Schlesinger, a moderate-to-conservative former state legislator, explained that “I ran for the Senate because I felt that with Lieberman likely to lose the primary and go independent, I might have a chance in a three-way race. In fact, I wouldn’t have run if I thought I would be going head-to-head with Lieberman or Lamont. But I never had a chance once the White House said they preferred Lieberman and the national party ignored me.”

The “Almanac of American Politics” sums up the chronology of events demonstrating how the Bush administration and the national GOP sent out signals they wanted Lieberman — who had said repeatedly he would vote with Democrats for Senate control — and not their nominee: “On Aug. 13, Republican National Committee Chairman Ken Mehlman said that his practice was to consult ‘our leadership in the states and they say: you ought to stay out of this one.’ On Aug. 15, White House press secretary Tony Snow said: the Republican Party of Connecticut has suggested that we not make an endorsement in that race, so we’re not.” Snow’s response to a question posed by Human Events when we followed up by asking if those making the suggestion about not making an endorsement included then-State GOP Chairman George Gallo, Snow replied: “Including Mr. Gallo.”

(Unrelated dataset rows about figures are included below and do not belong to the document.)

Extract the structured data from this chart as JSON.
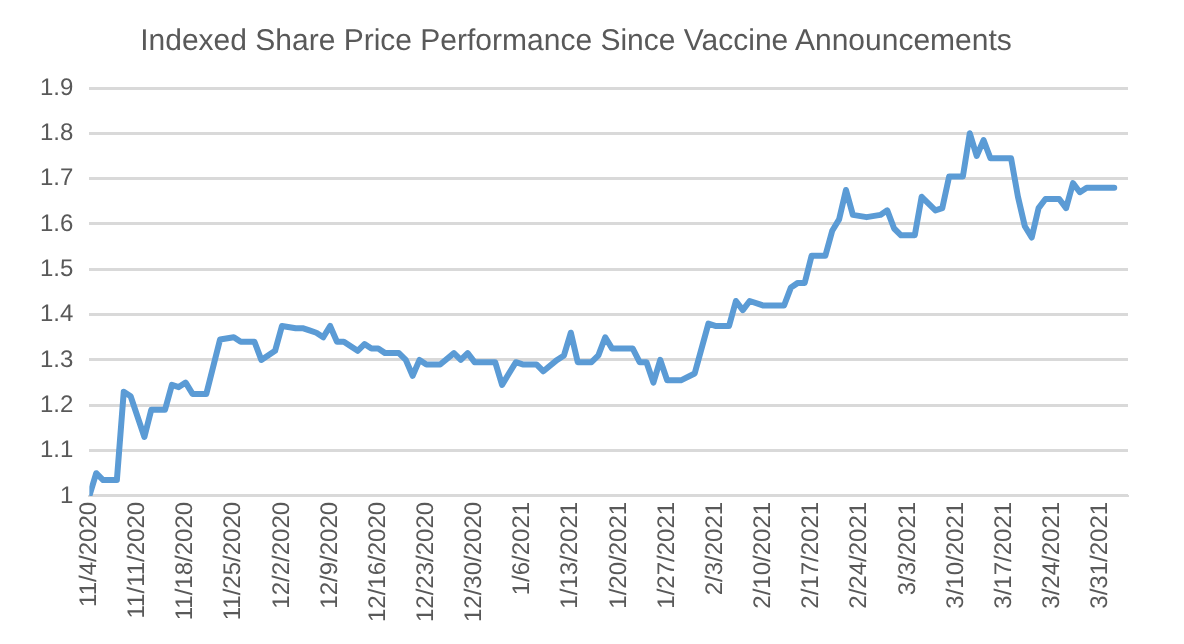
{
  "chart_data": {
    "type": "line",
    "title": "Indexed Share Price Performance Since Vaccine Announcements",
    "x": [
      "2020-11-04",
      "2020-11-05",
      "2020-11-06",
      "2020-11-08",
      "2020-11-09",
      "2020-11-10",
      "2020-11-12",
      "2020-11-13",
      "2020-11-15",
      "2020-11-16",
      "2020-11-17",
      "2020-11-18",
      "2020-11-19",
      "2020-11-21",
      "2020-11-23",
      "2020-11-25",
      "2020-11-26",
      "2020-11-28",
      "2020-11-29",
      "2020-12-01",
      "2020-12-02",
      "2020-12-04",
      "2020-12-05",
      "2020-12-06",
      "2020-12-07",
      "2020-12-08",
      "2020-12-09",
      "2020-12-10",
      "2020-12-11",
      "2020-12-13",
      "2020-12-14",
      "2020-12-15",
      "2020-12-16",
      "2020-12-17",
      "2020-12-19",
      "2020-12-20",
      "2020-12-21",
      "2020-12-22",
      "2020-12-23",
      "2020-12-25",
      "2020-12-27",
      "2020-12-28",
      "2020-12-29",
      "2020-12-30",
      "2021-01-02",
      "2021-01-03",
      "2021-01-05",
      "2021-01-06",
      "2021-01-08",
      "2021-01-09",
      "2021-01-11",
      "2021-01-12",
      "2021-01-13",
      "2021-01-14",
      "2021-01-16",
      "2021-01-17",
      "2021-01-18",
      "2021-01-19",
      "2021-01-22",
      "2021-01-23",
      "2021-01-24",
      "2021-01-25",
      "2021-01-26",
      "2021-01-27",
      "2021-01-29",
      "2021-01-31",
      "2021-02-02",
      "2021-02-03",
      "2021-02-05",
      "2021-02-06",
      "2021-02-07",
      "2021-02-08",
      "2021-02-10",
      "2021-02-13",
      "2021-02-14",
      "2021-02-15",
      "2021-02-16",
      "2021-02-17",
      "2021-02-19",
      "2021-02-20",
      "2021-02-21",
      "2021-02-22",
      "2021-02-23",
      "2021-02-25",
      "2021-02-27",
      "2021-02-28",
      "2021-03-01",
      "2021-03-02",
      "2021-03-04",
      "2021-03-05",
      "2021-03-06",
      "2021-03-07",
      "2021-03-08",
      "2021-03-09",
      "2021-03-11",
      "2021-03-12",
      "2021-03-13",
      "2021-03-14",
      "2021-03-15",
      "2021-03-18",
      "2021-03-19",
      "2021-03-20",
      "2021-03-21",
      "2021-03-22",
      "2021-03-23",
      "2021-03-25",
      "2021-03-26",
      "2021-03-27",
      "2021-03-28",
      "2021-03-29",
      "2021-04-02"
    ],
    "series": [
      {
        "color": "#5b9bd5",
        "values": [
          1.0,
          1.05,
          1.035,
          1.035,
          1.23,
          1.22,
          1.13,
          1.19,
          1.19,
          1.245,
          1.24,
          1.25,
          1.225,
          1.225,
          1.345,
          1.35,
          1.34,
          1.34,
          1.3,
          1.32,
          1.375,
          1.37,
          1.37,
          1.365,
          1.36,
          1.35,
          1.375,
          1.34,
          1.34,
          1.32,
          1.335,
          1.325,
          1.325,
          1.315,
          1.315,
          1.3,
          1.265,
          1.3,
          1.29,
          1.29,
          1.315,
          1.3,
          1.315,
          1.295,
          1.295,
          1.245,
          1.295,
          1.29,
          1.29,
          1.275,
          1.3,
          1.31,
          1.36,
          1.295,
          1.295,
          1.31,
          1.35,
          1.325,
          1.325,
          1.295,
          1.295,
          1.25,
          1.3,
          1.255,
          1.255,
          1.27,
          1.38,
          1.375,
          1.375,
          1.43,
          1.41,
          1.43,
          1.42,
          1.42,
          1.46,
          1.47,
          1.47,
          1.53,
          1.53,
          1.585,
          1.61,
          1.675,
          1.62,
          1.615,
          1.62,
          1.63,
          1.59,
          1.575,
          1.575,
          1.66,
          1.645,
          1.63,
          1.635,
          1.705,
          1.705,
          1.8,
          1.75,
          1.785,
          1.745,
          1.745,
          1.66,
          1.595,
          1.57,
          1.635,
          1.655,
          1.655,
          1.635,
          1.69,
          1.67,
          1.68,
          1.68
        ]
      }
    ],
    "xlim": [
      "2020-11-04",
      "2021-04-04"
    ],
    "xticks": [
      {
        "value": "2020-11-04",
        "label": "11/4/2020"
      },
      {
        "value": "2020-11-11",
        "label": "11/11/2020"
      },
      {
        "value": "2020-11-18",
        "label": "11/18/2020"
      },
      {
        "value": "2020-11-25",
        "label": "11/25/2020"
      },
      {
        "value": "2020-12-02",
        "label": "12/2/2020"
      },
      {
        "value": "2020-12-09",
        "label": "12/9/2020"
      },
      {
        "value": "2020-12-16",
        "label": "12/16/2020"
      },
      {
        "value": "2020-12-23",
        "label": "12/23/2020"
      },
      {
        "value": "2020-12-30",
        "label": "12/30/2020"
      },
      {
        "value": "2021-01-06",
        "label": "1/6/2021"
      },
      {
        "value": "2021-01-13",
        "label": "1/13/2021"
      },
      {
        "value": "2021-01-20",
        "label": "1/20/2021"
      },
      {
        "value": "2021-01-27",
        "label": "1/27/2021"
      },
      {
        "value": "2021-02-03",
        "label": "2/3/2021"
      },
      {
        "value": "2021-02-10",
        "label": "2/10/2021"
      },
      {
        "value": "2021-02-17",
        "label": "2/17/2021"
      },
      {
        "value": "2021-02-24",
        "label": "2/24/2021"
      },
      {
        "value": "2021-03-03",
        "label": "3/3/2021"
      },
      {
        "value": "2021-03-10",
        "label": "3/10/2021"
      },
      {
        "value": "2021-03-17",
        "label": "3/17/2021"
      },
      {
        "value": "2021-03-24",
        "label": "3/24/2021"
      },
      {
        "value": "2021-03-31",
        "label": "3/31/2021"
      }
    ],
    "ylim": [
      1,
      1.9
    ],
    "yticks": [
      1,
      1.1,
      1.2,
      1.3,
      1.4,
      1.5,
      1.6,
      1.7,
      1.8,
      1.9
    ],
    "grid": "y",
    "legend": false,
    "marker": "none",
    "line_style": "solid"
  }
}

In Connecticut, state party leaders led by then-Gov. Jodi Rell offered the excuse for not supporting their Senate nominee that he enjoyed gambling. Schlesinger laughed at that, recalling how “(Rell) said I was a ‘professional gambler.’ That was because I could actually count cards in blackjack and win. And gaming is not only perfectly legal on Indian reservations in Connecticut but it is one of the state’s biggest sources of revenue. I didn’t break any laws at all — I only knew how to play a game well.” A graduate of the Wharton School of Finance in Pennsylvania, Schlesinger is a highly successful attorney.

Regarding Akin’s now-celebrated remark about “legitimate rape,” Schlesinger said: “What he said was really silly. And he apologized. (National Republicans) should accept that and let him run his race and not hurt him. Just recently, (Califonria Democratic Rep.) Maxine Waters said to an energy executive during a House committee hearing that ‘we were going to socialize — er, take over your business.’ It seems these days that if you are a Democrat you can say anything, but if you’re a Republican, you can get in trouble for any slip of the tongue.”